Single by Vacations

from the album Changes
- Released: 25 March 2018
- Label: WMG Nettwerk; ;
- Producers: Campbell Burns; Nate Delizzotti;

Music video
- "Telephones" on YouTube

= Telephones (song) =

"Telephones" is a song by Australian indie rock Vacations and included on their debut studio album Changes (2018).

The title reveals a different layer: the world's unhealthy attachment to phones, further backed up by Campbell Burns in an interview with Cereal and Sounds "Telephones came from me staying up way too late before going to bed just scrolling through Instagram’s explore tag during a period when I was feeling down".

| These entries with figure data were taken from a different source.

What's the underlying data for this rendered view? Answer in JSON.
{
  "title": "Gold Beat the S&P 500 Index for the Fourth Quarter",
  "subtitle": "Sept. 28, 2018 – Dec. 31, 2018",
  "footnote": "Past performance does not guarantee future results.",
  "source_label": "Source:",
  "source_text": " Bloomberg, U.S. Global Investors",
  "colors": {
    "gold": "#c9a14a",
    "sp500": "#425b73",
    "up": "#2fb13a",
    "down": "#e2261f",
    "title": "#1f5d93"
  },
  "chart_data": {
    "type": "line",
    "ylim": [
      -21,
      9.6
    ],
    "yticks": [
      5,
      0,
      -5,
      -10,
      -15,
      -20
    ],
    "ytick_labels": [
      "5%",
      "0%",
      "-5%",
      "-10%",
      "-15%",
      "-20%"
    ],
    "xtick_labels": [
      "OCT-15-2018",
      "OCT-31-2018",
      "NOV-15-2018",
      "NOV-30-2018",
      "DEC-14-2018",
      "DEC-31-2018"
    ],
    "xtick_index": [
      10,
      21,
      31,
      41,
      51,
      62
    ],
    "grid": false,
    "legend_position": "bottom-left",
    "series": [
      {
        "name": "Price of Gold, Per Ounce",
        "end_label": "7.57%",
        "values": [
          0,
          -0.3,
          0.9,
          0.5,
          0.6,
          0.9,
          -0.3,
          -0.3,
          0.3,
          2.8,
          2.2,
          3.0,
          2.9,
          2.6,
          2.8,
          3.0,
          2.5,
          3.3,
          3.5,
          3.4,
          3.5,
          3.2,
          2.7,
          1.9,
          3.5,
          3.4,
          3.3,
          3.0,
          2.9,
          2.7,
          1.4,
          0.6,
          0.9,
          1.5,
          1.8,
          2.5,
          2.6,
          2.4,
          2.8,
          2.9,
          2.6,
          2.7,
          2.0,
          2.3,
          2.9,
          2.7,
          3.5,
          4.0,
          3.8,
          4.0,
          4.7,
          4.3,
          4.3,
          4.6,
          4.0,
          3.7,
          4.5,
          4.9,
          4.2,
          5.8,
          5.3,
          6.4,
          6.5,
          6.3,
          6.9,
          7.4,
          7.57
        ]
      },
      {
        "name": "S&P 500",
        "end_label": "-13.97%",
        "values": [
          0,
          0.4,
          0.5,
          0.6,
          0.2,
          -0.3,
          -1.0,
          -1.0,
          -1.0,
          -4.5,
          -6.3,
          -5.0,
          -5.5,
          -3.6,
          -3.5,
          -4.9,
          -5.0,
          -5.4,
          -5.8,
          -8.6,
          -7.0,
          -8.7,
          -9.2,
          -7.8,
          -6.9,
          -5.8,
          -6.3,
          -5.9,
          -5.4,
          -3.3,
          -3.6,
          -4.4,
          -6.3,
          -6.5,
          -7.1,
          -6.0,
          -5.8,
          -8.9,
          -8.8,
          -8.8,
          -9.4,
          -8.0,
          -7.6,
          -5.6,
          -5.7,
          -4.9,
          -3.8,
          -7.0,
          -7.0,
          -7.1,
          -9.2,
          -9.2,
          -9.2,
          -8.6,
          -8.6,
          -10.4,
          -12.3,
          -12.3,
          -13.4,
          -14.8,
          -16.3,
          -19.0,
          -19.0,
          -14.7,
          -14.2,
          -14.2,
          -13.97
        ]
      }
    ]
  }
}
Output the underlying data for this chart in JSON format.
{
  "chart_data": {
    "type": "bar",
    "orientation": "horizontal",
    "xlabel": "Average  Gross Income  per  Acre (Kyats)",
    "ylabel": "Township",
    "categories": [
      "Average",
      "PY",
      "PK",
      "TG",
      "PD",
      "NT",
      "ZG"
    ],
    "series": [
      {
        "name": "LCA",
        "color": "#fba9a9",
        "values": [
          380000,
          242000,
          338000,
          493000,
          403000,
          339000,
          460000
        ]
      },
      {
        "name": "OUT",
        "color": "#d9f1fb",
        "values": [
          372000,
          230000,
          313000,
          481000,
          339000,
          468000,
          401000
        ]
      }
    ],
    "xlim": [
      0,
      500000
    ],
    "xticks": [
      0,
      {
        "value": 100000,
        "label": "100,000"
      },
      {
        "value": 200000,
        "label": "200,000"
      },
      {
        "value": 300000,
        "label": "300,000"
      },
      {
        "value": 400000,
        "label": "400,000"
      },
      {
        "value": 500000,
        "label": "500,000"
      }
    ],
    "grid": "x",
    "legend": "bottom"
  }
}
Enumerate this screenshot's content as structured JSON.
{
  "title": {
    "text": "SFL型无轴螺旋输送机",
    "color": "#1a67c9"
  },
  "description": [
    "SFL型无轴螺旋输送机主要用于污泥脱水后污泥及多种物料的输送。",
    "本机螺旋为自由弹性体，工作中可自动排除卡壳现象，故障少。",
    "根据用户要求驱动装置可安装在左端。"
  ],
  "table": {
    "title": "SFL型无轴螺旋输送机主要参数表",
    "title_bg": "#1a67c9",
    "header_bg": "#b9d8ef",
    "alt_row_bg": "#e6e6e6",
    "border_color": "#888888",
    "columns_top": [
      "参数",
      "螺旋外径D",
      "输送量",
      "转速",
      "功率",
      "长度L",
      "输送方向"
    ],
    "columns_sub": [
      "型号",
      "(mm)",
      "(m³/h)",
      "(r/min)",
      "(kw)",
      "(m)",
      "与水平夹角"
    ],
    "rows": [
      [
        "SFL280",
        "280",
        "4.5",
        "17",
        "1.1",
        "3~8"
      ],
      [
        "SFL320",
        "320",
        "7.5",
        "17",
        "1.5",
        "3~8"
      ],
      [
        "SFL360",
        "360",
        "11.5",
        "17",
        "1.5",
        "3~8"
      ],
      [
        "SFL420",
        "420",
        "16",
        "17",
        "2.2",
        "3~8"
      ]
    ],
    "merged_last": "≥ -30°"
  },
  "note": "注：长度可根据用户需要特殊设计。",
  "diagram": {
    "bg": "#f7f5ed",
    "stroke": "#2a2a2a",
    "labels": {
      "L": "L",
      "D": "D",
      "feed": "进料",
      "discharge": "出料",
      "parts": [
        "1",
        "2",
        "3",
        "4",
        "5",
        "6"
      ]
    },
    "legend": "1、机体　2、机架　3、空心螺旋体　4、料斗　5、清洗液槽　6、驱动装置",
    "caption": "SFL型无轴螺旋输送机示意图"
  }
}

Following the songs release, it would gain virality on TikTok.

The song was certified platinum by both the Australian Recording Industry Association (ARIA), and the Recording Industry Association of America (RIAA).

== Certifications ==

Certifications
| Region | Certification | Certified units/sales |
| Australia (ARIA) | Platinum | 70,000^{‡} |
| Canada (Music Canada) | Platinum | 80,000^{‡} |
| France (SNEP) | Gold | 100,000^{‡} |
| New Zealand (RMNZ) | Platinum | 30,000^{‡} |
| United Kingdom (BPI) | Silver | 200,000^{‡} |
| United States (RIAA) | Platinum | 1,000,000^{‡} |
^{‡} Sales+streaming figures based on certification alone.